I have gotten the set non-linear equations set up in python now so that fsolve will handle the real and imaginary parts independently. However, there are still problems with the python "fsolve" converging to the correct solution. I have exactly the same inputs that are used in Matlab, and after double checking, the set of equations are exactly the same as well. Matlab, no matter how I set the initial values, will always converge to the correct solution. With python however, every initial condition produces a different result, and never the correct one.
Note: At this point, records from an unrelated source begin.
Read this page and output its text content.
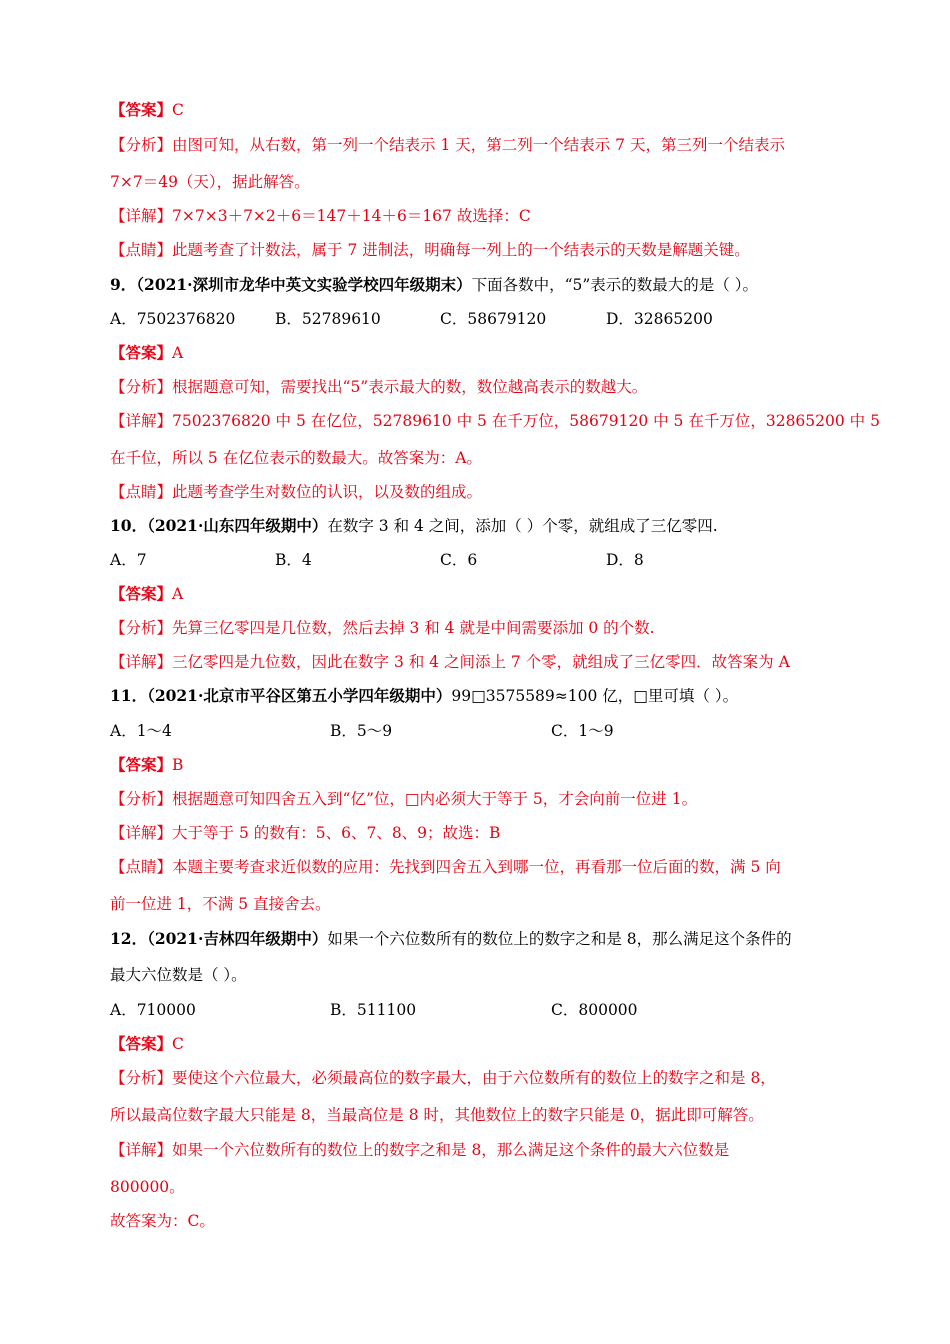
【答案】C
【分析】由图可知，从右数，第一列一个结表示 1 天，第二列一个结表示 7 天，第三列一个结表示
7×7＝49（天），据此解答。
【详解】7×7×3＋7×2＋6＝147＋14＋6＝167 故选择：C
【点睛】此题考查了计数法，属于 7 进制法，明确每一列上的一个结表示的天数是解题关键。
9．（2021·深圳市龙华中英文实验学校四年级期末）下面各数中，“5”表示的数最大的是（ ）。
A．7502376820	B．52789610	C．58679120	D．32865200
【答案】A
【分析】根据题意可知，需要找出“5”表示最大的数，数位越高表示的数越大。
【详解】7502376820 中 5 在亿位，52789610 中 5 在千万位，58679120 中 5 在千万位，32865200 中 5
在千位，所以 5 在亿位表示的数最大。故答案为：A。
【点睛】此题考查学生对数位的认识，以及数的组成。
10．（2021·山东四年级期中）在数字 3 和 4 之间，添加（ ）个零，就组成了三亿零四.
A．7	B．4	C．6	D．8
【答案】A
【分析】先算三亿零四是几位数，然后去掉 3 和 4 就是中间需要添加 0 的个数.
【详解】三亿零四是九位数，因此在数字 3 和 4 之间添上 7 个零，就组成了三亿零四．故答案为 A
11．（2021·北京市平谷区第五小学四年级期中）99□3575589≈100 亿，□里可填（ ）。
A．1～4	B．5～9	C．1～9
【答案】B
【分析】根据题意可知四舍五入到“亿”位，□内必须大于等于 5，才会向前一位进 1。
【详解】大于等于 5 的数有：5、6、7、8、9；故选：B
【点睛】本题主要考查求近似数的应用：先找到四舍五入到哪一位，再看那一位后面的数，满 5 向
前一位进 1，不满 5 直接舍去。
12．（2021·吉林四年级期中）如果一个六位数所有的数位上的数字之和是 8，那么满足这个条件的
最大六位数是（ ）。
A．710000	B．511100	C．800000
【答案】C
【分析】要使这个六位最大，必须最高位的数字最大，由于六位数所有的数位上的数字之和是 8，
所以最高位数字最大只能是 8，当最高位是 8 时，其他数位上的数字只能是 0，据此即可解答。
【详解】如果一个六位数所有的数位上的数字之和是 8，那么满足这个条件的最大六位数是
800000。
故答案为：C。
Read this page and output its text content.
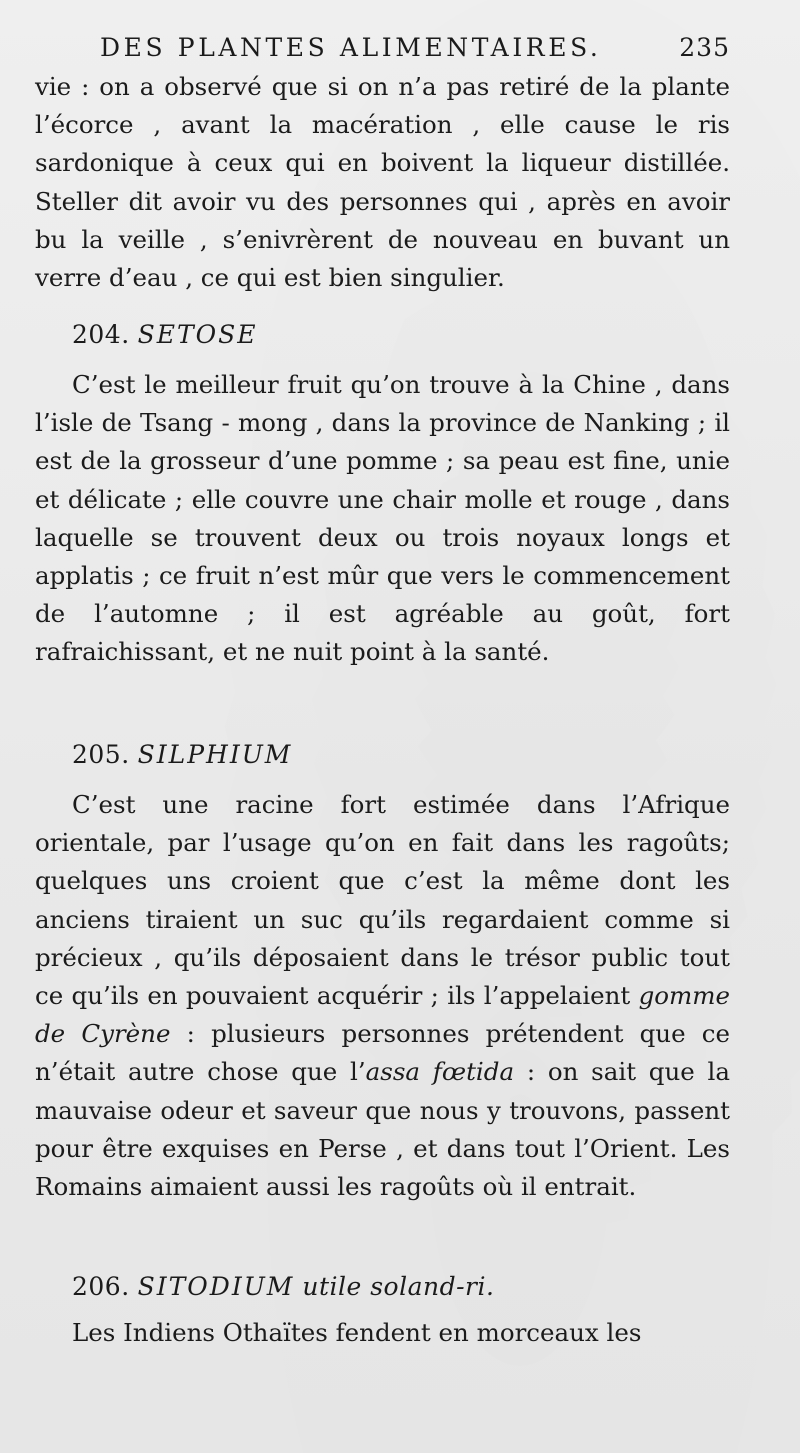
DES PLANTES ALIMENTAIRES.	235
vie : on a observé que si on n’a pas retiré de la plante l’écorce , avant la macération , elle cause le ris sardonique à ceux qui en boivent la liqueur distillée. Steller dit avoir vu des personnes qui , après en avoir bu la veille , s’enivrèrent de nouveau en buvant un verre d’eau , ce qui est bien singulier.
204. SETOSE
C’est le meilleur fruit qu’on trouve à la Chine , dans l’isle de Tsang - mong , dans la province de Nanking ; il est de la grosseur d’une pomme ; sa peau est fine, unie et délicate ; elle couvre une chair molle et rouge , dans laquelle se trouvent deux ou trois noyaux longs et applatis ; ce fruit n’est mûr que vers le commencement de l’automne ; il est agréable au goût, fort rafraichissant, et ne nuit point à la santé.
205. SILPHIUM
C’est une racine fort estimée dans l’Afrique orientale, par l’usage qu’on en fait dans les ragoûts; quelques uns croient que c’est la même dont les anciens tiraient un suc qu’ils regardaient comme si précieux , qu’ils déposaient dans le trésor public tout ce qu’ils en pouvaient acquérir ; ils l’appelaient gomme de Cyrène : plusieurs personnes prétendent que ce n’était autre chose que l’assa fœtida : on sait que la mauvaise odeur et saveur que nous y trouvons, passent pour être exquises en Perse , et dans tout l’Orient. Les Romains aimaient aussi les ragoûts où il entrait.
206. SITODIUM utile soland-ri.
Les Indiens Othaïtes fendent en morceaux les
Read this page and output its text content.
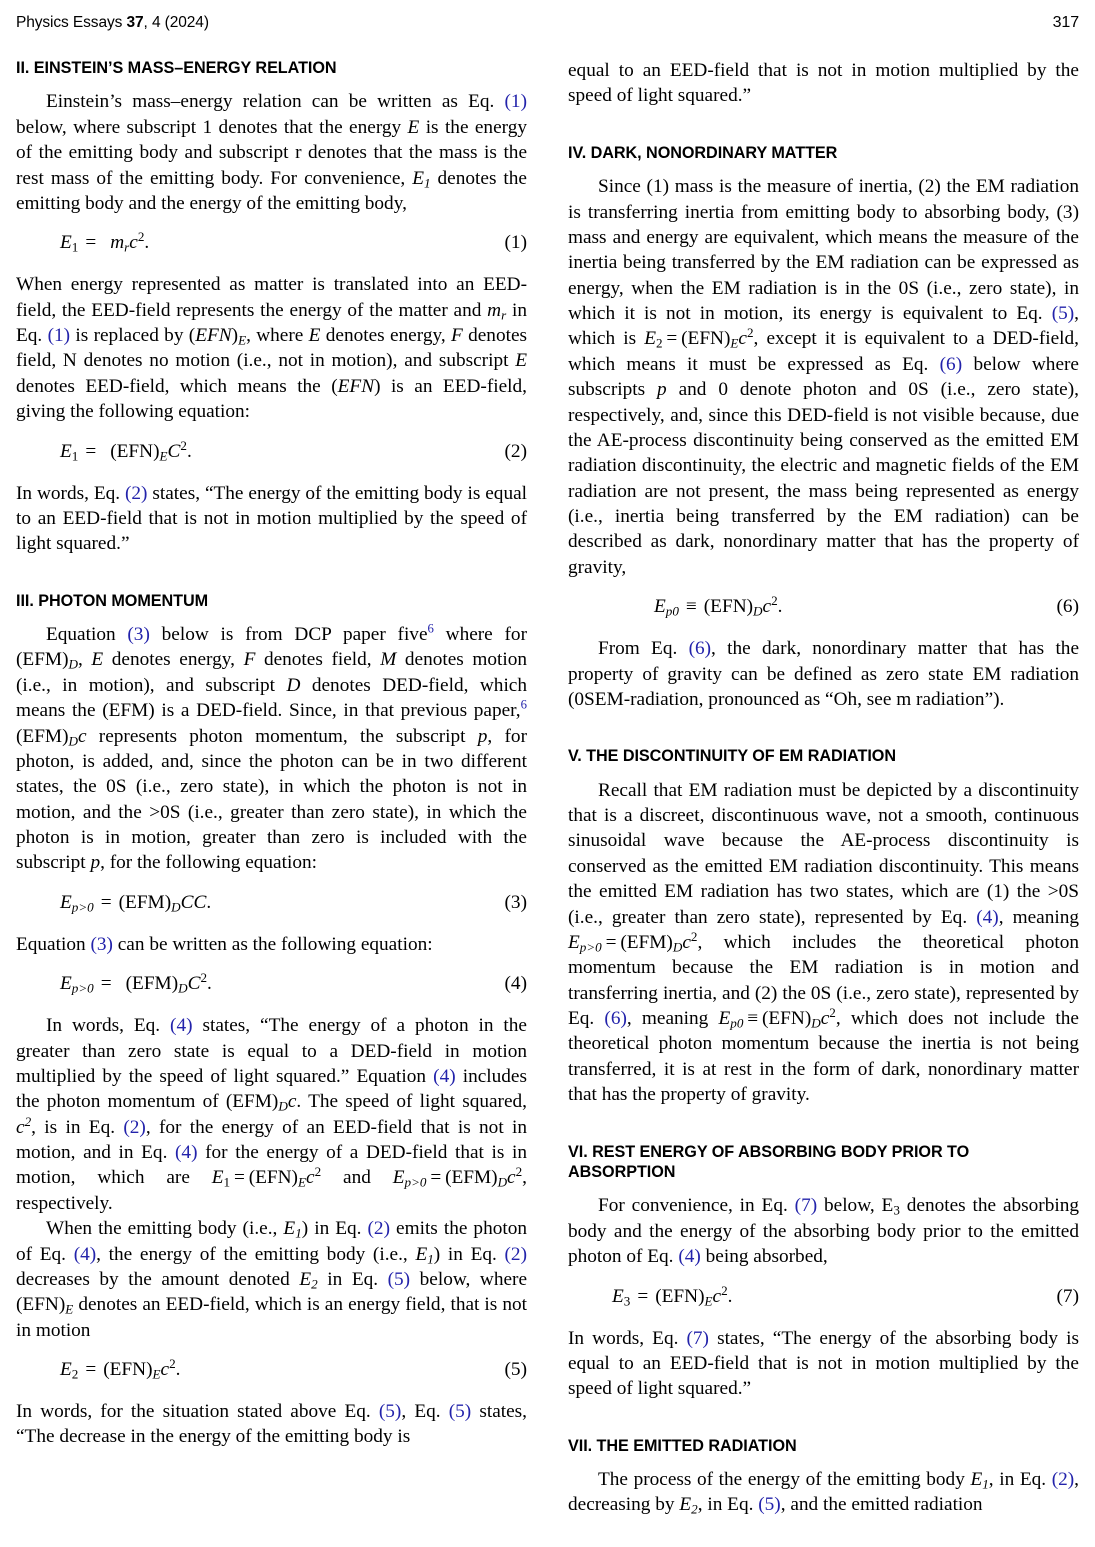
Physics Essays 37, 4 (2024)	317
II. EINSTEIN’S MASS–ENERGY RELATION

Einstein’s mass–energy relation can be written as Eq. (1) below, where subscript 1 denotes that the energy E is the energy of the emitting body and subscript r denotes that the mass is the rest mass of the emitting body. For convenience, $E_1$ denotes the emitting body and the energy of the emitting body,

$E_1 = m_rc^2$.	(1)

When energy represented as matter is translated into an EED-field, the EED-field represents the energy of the matter and $m_r$ in Eq. (1) is replaced by $(EFN)_E$, where E denotes energy, F denotes field, N denotes no motion (i.e., not in motion), and subscript E denotes EED-field, which means the (EFN) is an EED-field, giving the following equation:

$E_1 = (EFN)_EC^2$.	(2)

In words, Eq. (2) states, “The energy of the emitting body is equal to an EED-field that is not in motion multiplied by the speed of light squared.”

III. PHOTON MOMENTUM

Equation (3) below is from DCP paper five$^6$ where for $(EFM)_D$, E denotes energy, F denotes field, M denotes motion (i.e., in motion), and subscript D denotes DED-field, which means the (EFM) is a DED-field. Since, in that previous paper,$^6$ $(EFM)_Dc$ represents photon momentum, the subscript p, for photon, is added, and, since the photon can be in two different states, the 0S (i.e., zero state), in which the photon is not in motion, and the >0S (i.e., greater than zero state), in which the photon is in motion, greater than zero is included with the subscript p, for the following equation:

$E_{p>0} = (EFM)_DCC$.	(3)

Equation (3) can be written as the following equation:

$E_{p>0} = (EFM)_DC^2$.	(4)

In words, Eq. (4) states, “The energy of a photon in the greater than zero state is equal to a DED-field in motion multiplied by the speed of light squared.” Equation (4) includes the photon momentum of $(EFM)_Dc$. The speed of light squared, $c^2$, is in Eq. (2), for the energy of an EED-field that is not in motion, and in Eq. (4) for the energy of a DED-field that is in motion, which are $E_1 = (EFN)_Ec^2$ and $E_{p>0} = (EFM)_Dc^2$, respectively.

When the emitting body (i.e., $E_1$) in Eq. (2) emits the photon of Eq. (4), the energy of the emitting body (i.e., $E_1$) in Eq. (2) decreases by the amount denoted $E_2$ in Eq. (5) below, where $(EFN)_E$ denotes an EED-field, which is an energy field, that is not in motion

$E_2 = (EFN)_Ec^2$.	(5)

In words, for the situation stated above Eq. (5), Eq. (5) states, “The decrease in the energy of the emitting body is

equal to an EED-field that is not in motion multiplied by the speed of light squared.”

IV. DARK, NONORDINARY MATTER

Since (1) mass is the measure of inertia, (2) the EM radiation is transferring inertia from emitting body to absorbing body, (3) mass and energy are equivalent, which means the measure of the inertia being transferred by the EM radiation can be expressed as energy, when the EM radiation is in the 0S (i.e., zero state), in which it is not in motion, its energy is equivalent to Eq. (5), which is $E_2 = (EFN)_Ec^2$, except it is equivalent to a DED-field, which means it must be expressed as Eq. (6) below where subscripts p and 0 denote photon and 0S (i.e., zero state), respectively, and, since this DED-field is not visible because, due the AE-process discontinuity being conserved as the emitted EM radiation discontinuity, the electric and magnetic fields of the EM radiation are not present, the mass being represented as energy (i.e., inertia being transferred by the EM radiation) can be described as dark, nonordinary matter that has the property of gravity,

$E_{p0} \equiv (EFN)_Dc^2$.	(6)

From Eq. (6), the dark, nonordinary matter that has the property of gravity can be defined as zero state EM radiation (0SEM-radiation, pronounced as “Oh, see m radiation”).

V. THE DISCONTINUITY OF EM RADIATION

Recall that EM radiation must be depicted by a discontinuity that is a discreet, discontinuous wave, not a smooth, continuous sinusoidal wave because the AE-process discontinuity is conserved as the emitted EM radiation discontinuity. This means the emitted EM radiation has two states, which are (1) the >0S (i.e., greater than zero state), represented by Eq. (4), meaning $E_{p>0} = (EFM)_Dc^2$, which includes the theoretical photon momentum because the EM radiation is in motion and transferring inertia, and (2) the 0S (i.e., zero state), represented by Eq. (6), meaning $E_{p0} \equiv (EFN)_Dc^2$, which does not include the theoretical photon momentum because the inertia is not being transferred, it is at rest in the form of dark, nonordinary matter that has the property of gravity.

VI. REST ENERGY OF ABSORBING BODY PRIOR TO
ABSORPTION

For convenience, in Eq. (7) below, $E_3$ denotes the absorbing body and the energy of the absorbing body prior to the emitted photon of Eq. (4) being absorbed,

$E_3 = (EFN)_Ec^2$.	(7)

In words, Eq. (7) states, “The energy of the absorbing body is equal to an EED-field that is not in motion multiplied by the speed of light squared.”

VII. THE EMITTED RADIATION

The process of the energy of the emitting body $E_1$, in Eq. (2), decreasing by $E_2$, in Eq. (5), and the emitted radiation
After a fraction of a second, the following warning appears with python: 

/opt/local/Library/Frameworks/Python.framework/Versions/Current/lib/python2.7/site-packages/scipy/optimize/minpack.py:227: 
RuntimeWarning: The iteration is not making good progress, as measured by the 
improvement from the last ten iterations.
warnings.warn(msg, RuntimeWarning)  

I was wondering if there are some known differences between the fsolve in python and Matlab, and if there are some known methods to optimize the performance in python.

Thank you very much

Expert Answer:

I don't think that you should rely on the fact that the names are the same. I see from your other question that you are specifying that Matlab's fsolve use the 'levenberg-marquardt' algorithm rather than the default. Python's scipy.optimize.fsolve uses MINPACK's hybrd algorithms. Levenberg-Marquardt finds roots approximately by minimizing the sum of squares of the function and is quite robust. It is not a true root-finding method like the default 'trust-region-dogleg' algorithm. I don't know how the hybrd schemes work, but they claim to be a modification of Powell's method.

If you want something similar to what you're doing in Matlab, I'd look for an optimization scheme that implements Levenberg-Marquardt, such as scipy.optimize.root, which you were also using in your previous question. Is there a reason why you're not using that?